Guide to the GLD survey series quality checks#

Overview#

The survey series checks help users inspect a set of GLD surveys for one country over time. The current workflow creates plots for categorical variables and wages so a reviewer can quickly spot breaks in a survey series.

The main file is process_time_series.R. It sources the helper functions in this folder and runs seven steps:

  1. Define user inputs.

  2. Load packages and helper functions.

  3. Load the latest harmonized GLD files.

  4. Build categorical time-series summaries.

  5. Build wage time-series summaries.

  6. Create plots.

  7. Save plots.

Step 1 - Define user variables#

Edit the country code, variables to inspect, and paths at the top of process_time_series.R.

# Enter country ISO Alpha 3 code
country <- "[CCC]"

# Enter categorical variables to analyse.
# Wage is included separately by default.
vars_to_study <- c(
  "empstat",
  "educat7",
  "educat4",
  "industrycat10",
  "industrycat4",
  "occup",
  "lstatus"
)

# Folder that contains the country survey folders, for example CCC_YYYY_SurveyName
path_in <- "C:/path/to/GLD/country/folder"

# Folder where plots should be saved
path_out <- "C:/path/to/output/folder"

# Folder where this code and the helper functions are stored
dir_w_functions <- "C:/path/to/Survey series checks"

Step 2 - Load packages and functions#

The script loads the packages and helper functions needed for the workflow.

The core script currently lists Hmisc and tidyverse. The helper functions also use package namespaces from haven, glue, jsonlite, and scales. These are often installed as part of the same R environment, but a clean setup should make sure they are available.

pkgs <- c("Hmisc", "tidyverse")

pkgs_2_install <- pkgs[!(pkgs %in% installed.packages())]

for (pkg in pkgs_2_install) {
  install.packages(pkg)
}

for (pkg in pkgs) {
  library(pkg, character.only = TRUE)
}

purrr::walk(
  dir(dir_w_functions, pattern = "^function", full.names = TRUE),
  ~source(.x)
)

Step 3 - Load harmonized data#

function_load_df.R loads the latest amended GLD harmonization for each survey folder.

The loader expects:

  • country survey folders named like CCC_YYYY_SurveyName;

  • version folders ending in _A_GLD;

  • one harmonized data file under Data/Harmonized.
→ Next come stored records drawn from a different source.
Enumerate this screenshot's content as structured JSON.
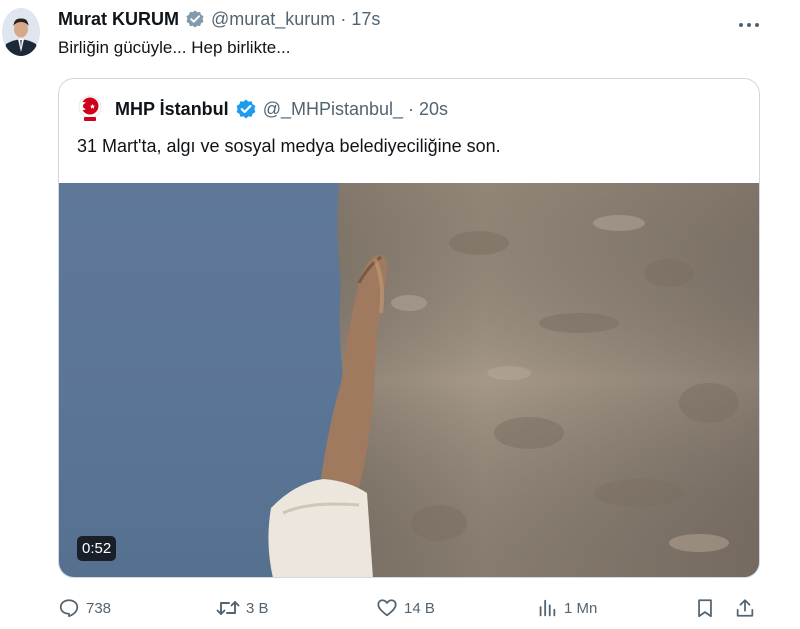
{
  "author": {
    "name": "Murat KURUM",
    "handle": "@murat_kurum",
    "dot": "·",
    "time": "17s",
    "verified_icon": "verified-gray-icon"
  },
  "tweet_text": "Birliğin gücüyle... Hep birlikte...",
  "quoted": {
    "name": "MHP İstanbul",
    "handle": "@_MHPistanbul_",
    "dot": "·",
    "time": "20s",
    "verified_icon": "verified-blue-icon",
    "text": "31 Mart'ta, algı ve sosyal medya belediyeciliğine son.",
    "video_duration": "0:52"
  },
  "actions": {
    "replies": "738",
    "reposts": "3 B",
    "likes": "14 B",
    "views": "1 Mn"
  },
  "colors": {
    "text": "#0f1419",
    "muted": "#536471",
    "border": "#cfd9de",
    "verified_blue": "#1d9bf0",
    "verified_gray": "#829aab",
    "mhp_red": "#d0021b"
  }
}
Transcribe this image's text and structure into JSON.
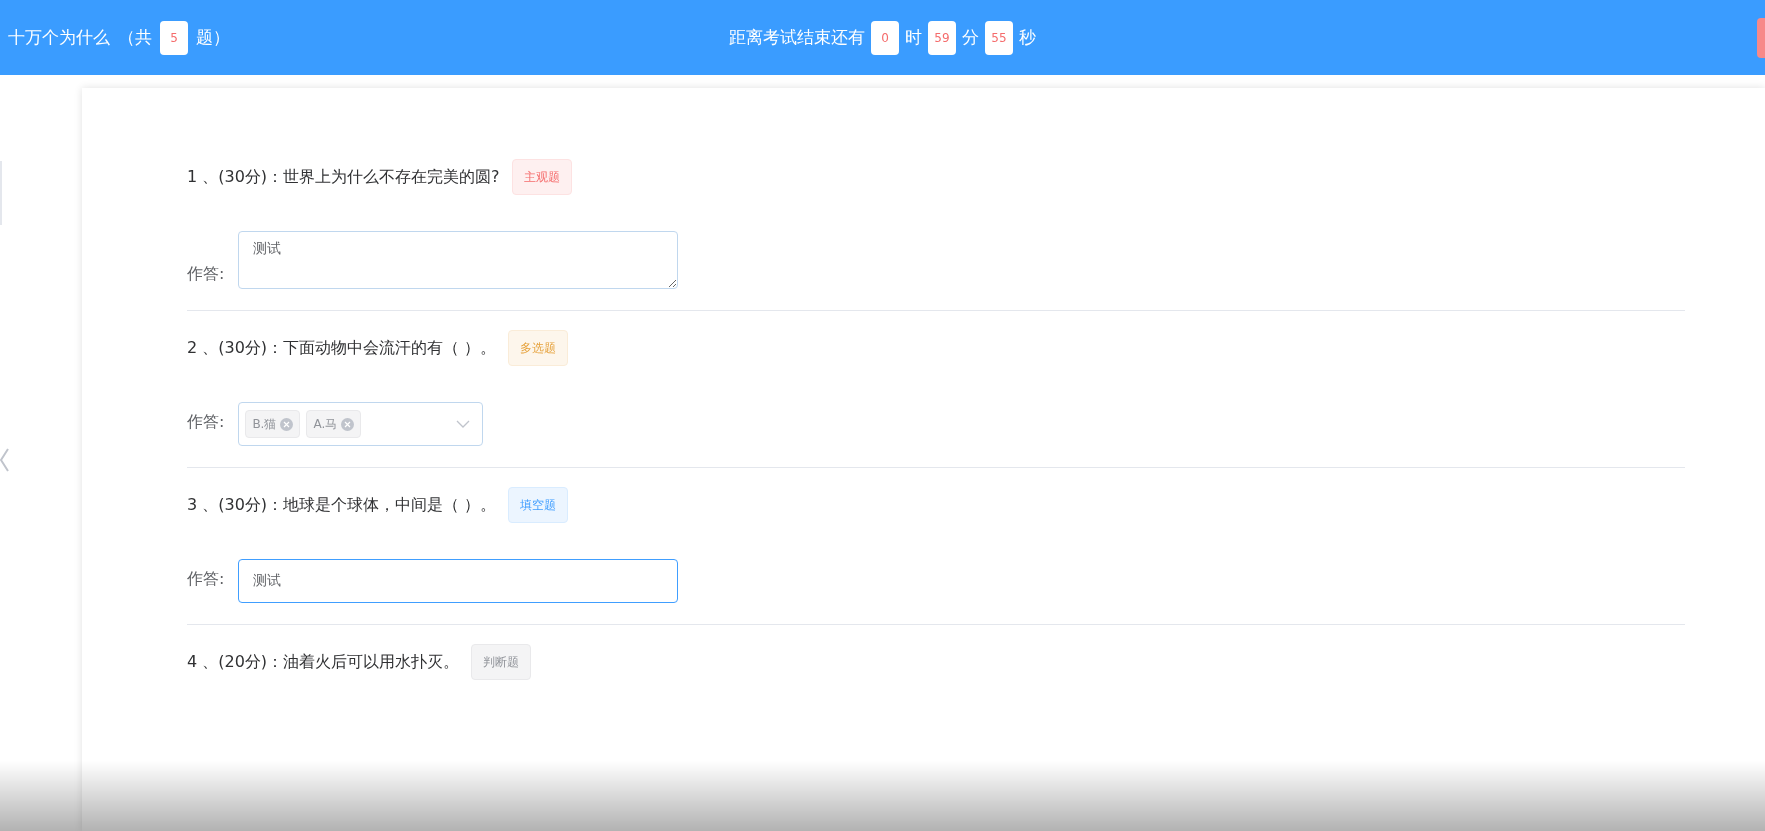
{
  "header": {
    "title": "十万个为什么",
    "count_prefix": "（共",
    "count": "5",
    "count_suffix": "题）",
    "timer": {
      "label": "距离考试结束还有",
      "parts": [
        {
          "value": "0",
          "unit": "时"
        },
        {
          "value": "59",
          "unit": "分"
        },
        {
          "value": "55",
          "unit": "秒"
        }
      ]
    }
  },
  "questions": [
    {
      "title": "1 、(30分)：世界上为什么不存在完美的圆?",
      "tag": {
        "label": "主观题",
        "kind": "subjective"
      },
      "answer": {
        "label": "作答:",
        "kind": "textarea",
        "value": "测试",
        "focused": false
      }
    },
    {
      "title": "2 、(30分)：下面动物中会流汗的有（ ）。",
      "tag": {
        "label": "多选题",
        "kind": "multiple"
      },
      "answer": {
        "label": "作答:",
        "kind": "select",
        "chips": [
          "B.猫",
          "A.马"
        ]
      }
    },
    {
      "title": "3 、(30分)：地球是个球体，中间是（ ）。",
      "tag": {
        "label": "填空题",
        "kind": "blank"
      },
      "answer": {
        "label": "作答:",
        "kind": "input",
        "value": "测试",
        "focused": true
      }
    },
    {
      "title": "4 、(20分)：油着火后可以用水扑灭。",
      "tag": {
        "label": "判断题",
        "kind": "judge"
      }
    }
  ]
}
It keeps core variables plus the requested variables, then filters to the requested age range.

df <- load_df(
  path_in = path_in,
  age_min = 15,
  age_max = 64,
  vars_to_study = vars_to_study
)

Step 4 - Build categorical time series#

function_make_cat_ts.R creates weighted shares by year and category for each requested categorical variable.

When employed = TRUE, the function restricts to employed individuals (lstatus == 1) except when the variable itself is lstatus.

summary_df_list <-
  purrr::map(
    vars_to_study,
    ~make_cat_ts(
      df = df,
      var = .x,
      employed = TRUE
    )
  )

Step 5 - Build wage time series#

function_make_wage_ts.R calculates hourly wage statistics for wage-employed workers, including weighted percentiles, weighted mean, and sample size by year.

The wage function converts wages to hourly values, winsorizes by year at the 1st and 99th weighted percentiles, and deflates wages using World Bank CPI data.

wage_df <-
  make_wage_ts(
    df = df,
    country = country
  )

Step 6 - Create plots#

function_plot_cat_ts.R creates stacked bar charts for categorical variables. function_plot_wage_ts.R creates a wage distribution plot with sample size bars.

summary_plots <- purrr::map(summary_df_list, ~plot_cat_ts(.x))

n_th <- length(vars_to_study) + 1
summary_plots[[n_th]] <- plot_wage_ts(wage_df = wage_df)

Step 7 - Save plots#

function_save_ts_plots.R saves all plots to a dated country folder under path_out.

purrr::walk(
  summary_plots,
  ~save_ts_plots(
    .x,
    out_folder = path_out,
    country = country
  )
)

Notes and known assumptions#

  • The workflow is designed for visual inspection, not for automatically deciding whether a harmonization is correct.

  • The latest harmonized version is selected by alphanumeric folder order after filtering to folders ending _A_GLD.

  • Wage deflation depends on live World Bank CPI API access.